My kiddo’s are extroverts, thriving in school, getting straight A’s. They got their flair and funny from me, and their brains from their dad. Their dad is extremely generous when it comes to child support. Basically, he dumps all his money in my account, lives off what he needs for rent, utilities and food. I consider my life quite idyllic now. I get to do all that I love to do, read, write and study. My kiddo’s had to learn to cook for themselves when I worked full-time, and I’m not about to change that, now that I have a good thing going. They’ve been doing their own laundry since they were tall enough to reach the knobs on the machines. I got tired of rewashing their clean clothes in their hampers, or finding all my hard work strewn across the floors of their rooms, so I learned early to let them do their own.
My job besides being their personal chauffeur is to always be available when they want to tell me what happened at school, the latest cafeteria gossip or squabble, look at their artwork, laugh at their Snap-chats, or advise them on righteous living with lots of love and grace sprinkled in for good measure. We sing and dance together in my room, we laugh and are the best of mom and kid buddies that we can be, when I’m not taking away their devices for some infraction or infringement, like sneaking this or that. They always get caught, they should know by now that God is watching them all the time, and He finds a way to let me know when they are doing what kids do, trying to get away with as much as they can, before they lose their device for a week or so.
How I ever managed when I had seven in the house at one time, plus a husband and four cats is simply beyond me, but compared to then, I’m living a dream life, now. So, am I extremely contented and happy beyond all imagination? Heck no, there is that one little thing that I simply must do before I leave this planet, and that is to be a lighthouse to those drowning in their seas of despair. I serve a BIG God, so if He ordained it, put the dream in my heart, stuck me in the refiner’s fire with the heat turned up seven times the normal, crushed me, humbled me to the point of horrifying embarrassment, I suppose He can use me as a vessel to change at least one person's world.

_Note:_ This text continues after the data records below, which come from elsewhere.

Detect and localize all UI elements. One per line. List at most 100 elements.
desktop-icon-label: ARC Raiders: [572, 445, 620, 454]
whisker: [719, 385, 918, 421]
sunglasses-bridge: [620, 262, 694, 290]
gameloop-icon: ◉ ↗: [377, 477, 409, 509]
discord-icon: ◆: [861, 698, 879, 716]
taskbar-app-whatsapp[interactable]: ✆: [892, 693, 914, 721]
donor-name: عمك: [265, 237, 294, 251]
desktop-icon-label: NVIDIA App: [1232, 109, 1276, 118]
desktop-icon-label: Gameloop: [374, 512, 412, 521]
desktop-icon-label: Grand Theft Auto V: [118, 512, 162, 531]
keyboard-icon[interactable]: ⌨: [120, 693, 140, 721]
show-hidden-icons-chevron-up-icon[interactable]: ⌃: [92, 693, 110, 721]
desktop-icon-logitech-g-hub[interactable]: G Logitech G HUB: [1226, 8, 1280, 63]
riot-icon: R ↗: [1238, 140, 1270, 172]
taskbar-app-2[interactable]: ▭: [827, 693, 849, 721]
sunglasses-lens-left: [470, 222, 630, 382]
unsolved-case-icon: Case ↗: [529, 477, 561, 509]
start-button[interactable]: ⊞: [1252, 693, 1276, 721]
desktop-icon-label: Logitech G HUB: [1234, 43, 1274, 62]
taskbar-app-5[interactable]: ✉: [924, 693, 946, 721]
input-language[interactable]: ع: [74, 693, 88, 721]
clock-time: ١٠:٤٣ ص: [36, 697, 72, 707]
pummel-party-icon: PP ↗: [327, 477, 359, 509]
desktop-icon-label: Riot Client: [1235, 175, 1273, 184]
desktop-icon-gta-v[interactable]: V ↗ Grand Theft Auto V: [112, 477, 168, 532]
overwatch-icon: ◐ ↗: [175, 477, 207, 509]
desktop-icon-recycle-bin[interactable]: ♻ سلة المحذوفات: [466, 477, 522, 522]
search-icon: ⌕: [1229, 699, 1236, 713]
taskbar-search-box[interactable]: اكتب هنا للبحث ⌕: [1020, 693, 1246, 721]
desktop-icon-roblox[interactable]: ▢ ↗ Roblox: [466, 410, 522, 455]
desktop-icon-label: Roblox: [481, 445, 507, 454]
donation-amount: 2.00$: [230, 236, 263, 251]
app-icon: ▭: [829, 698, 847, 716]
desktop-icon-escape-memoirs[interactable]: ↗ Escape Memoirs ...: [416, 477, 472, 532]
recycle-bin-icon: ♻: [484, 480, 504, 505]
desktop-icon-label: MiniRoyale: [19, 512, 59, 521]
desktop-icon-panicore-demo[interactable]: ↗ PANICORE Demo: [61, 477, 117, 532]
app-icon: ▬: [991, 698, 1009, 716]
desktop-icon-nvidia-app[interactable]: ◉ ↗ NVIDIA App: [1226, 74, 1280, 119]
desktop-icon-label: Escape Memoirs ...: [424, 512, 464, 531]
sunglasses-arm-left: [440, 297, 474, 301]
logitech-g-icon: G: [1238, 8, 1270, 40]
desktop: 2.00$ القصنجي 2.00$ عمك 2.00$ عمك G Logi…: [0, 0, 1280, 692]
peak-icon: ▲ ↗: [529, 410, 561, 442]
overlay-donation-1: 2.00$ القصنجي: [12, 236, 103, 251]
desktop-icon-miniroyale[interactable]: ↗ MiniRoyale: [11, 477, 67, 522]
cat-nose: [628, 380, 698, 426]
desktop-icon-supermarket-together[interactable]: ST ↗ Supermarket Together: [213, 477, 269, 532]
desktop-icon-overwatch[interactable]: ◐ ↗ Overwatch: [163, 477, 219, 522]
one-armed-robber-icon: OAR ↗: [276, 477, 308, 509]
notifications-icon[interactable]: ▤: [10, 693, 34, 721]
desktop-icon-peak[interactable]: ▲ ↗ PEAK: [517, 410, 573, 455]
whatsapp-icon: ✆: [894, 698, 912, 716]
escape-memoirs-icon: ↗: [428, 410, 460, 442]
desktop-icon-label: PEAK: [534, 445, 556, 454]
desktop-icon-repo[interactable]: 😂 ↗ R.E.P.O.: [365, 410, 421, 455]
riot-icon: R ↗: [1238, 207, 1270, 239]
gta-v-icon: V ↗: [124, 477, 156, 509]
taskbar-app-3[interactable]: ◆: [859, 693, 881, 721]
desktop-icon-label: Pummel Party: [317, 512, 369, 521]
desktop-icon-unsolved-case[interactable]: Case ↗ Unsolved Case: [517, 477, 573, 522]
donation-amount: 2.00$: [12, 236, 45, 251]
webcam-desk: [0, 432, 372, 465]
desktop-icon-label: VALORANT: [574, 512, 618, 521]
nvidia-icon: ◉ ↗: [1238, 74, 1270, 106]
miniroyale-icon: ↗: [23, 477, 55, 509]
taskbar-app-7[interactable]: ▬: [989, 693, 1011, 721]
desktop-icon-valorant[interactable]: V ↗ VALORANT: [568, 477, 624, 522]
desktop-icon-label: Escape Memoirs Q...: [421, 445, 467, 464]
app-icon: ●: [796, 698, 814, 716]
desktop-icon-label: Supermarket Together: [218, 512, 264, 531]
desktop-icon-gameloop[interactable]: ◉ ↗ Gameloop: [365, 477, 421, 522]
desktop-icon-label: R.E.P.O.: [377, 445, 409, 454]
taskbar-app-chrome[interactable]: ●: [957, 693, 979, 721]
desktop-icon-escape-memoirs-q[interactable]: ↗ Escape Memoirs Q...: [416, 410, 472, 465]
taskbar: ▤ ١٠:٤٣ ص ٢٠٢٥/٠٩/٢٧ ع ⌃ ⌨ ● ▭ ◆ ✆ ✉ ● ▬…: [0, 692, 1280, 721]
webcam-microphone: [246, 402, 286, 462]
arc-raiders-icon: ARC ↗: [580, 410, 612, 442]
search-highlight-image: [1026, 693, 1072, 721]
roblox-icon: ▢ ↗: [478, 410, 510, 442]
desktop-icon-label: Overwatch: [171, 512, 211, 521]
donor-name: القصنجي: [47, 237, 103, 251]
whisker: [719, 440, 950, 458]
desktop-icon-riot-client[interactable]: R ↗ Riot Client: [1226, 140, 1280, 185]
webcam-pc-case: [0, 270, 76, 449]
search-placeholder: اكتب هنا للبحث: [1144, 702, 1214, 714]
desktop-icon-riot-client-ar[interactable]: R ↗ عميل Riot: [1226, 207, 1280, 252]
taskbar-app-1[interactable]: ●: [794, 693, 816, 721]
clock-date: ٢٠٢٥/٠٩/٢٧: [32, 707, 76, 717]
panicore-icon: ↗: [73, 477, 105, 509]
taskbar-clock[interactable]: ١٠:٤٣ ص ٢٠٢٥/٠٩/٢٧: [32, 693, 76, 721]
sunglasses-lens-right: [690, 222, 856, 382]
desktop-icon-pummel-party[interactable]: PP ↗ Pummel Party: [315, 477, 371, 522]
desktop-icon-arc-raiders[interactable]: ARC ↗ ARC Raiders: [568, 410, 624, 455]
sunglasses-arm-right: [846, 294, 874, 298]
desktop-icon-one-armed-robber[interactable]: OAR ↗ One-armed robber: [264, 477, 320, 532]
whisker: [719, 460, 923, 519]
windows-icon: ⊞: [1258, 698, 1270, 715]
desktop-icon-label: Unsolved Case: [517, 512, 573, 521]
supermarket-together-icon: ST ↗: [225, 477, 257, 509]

So, what’s the point of this particular entry in this blog? Simple, I’m here to tell you that you can live in the valley of the shadow of death for nearly three decades, drown in a sea of tears and despair, call out to our God daily, stay the heck away from vomit, and eventually, God will put you out there and fulfill the purpose for you that He had ordained since before the creation of the world. You just have to do one little four-letter word, W-A-I-T. It will come, in God’s time, in God’s way, and there is not one thing you can do to speed it up, unless you want to make a complete fool of yourself. Been there, done that. I think I’ll wait!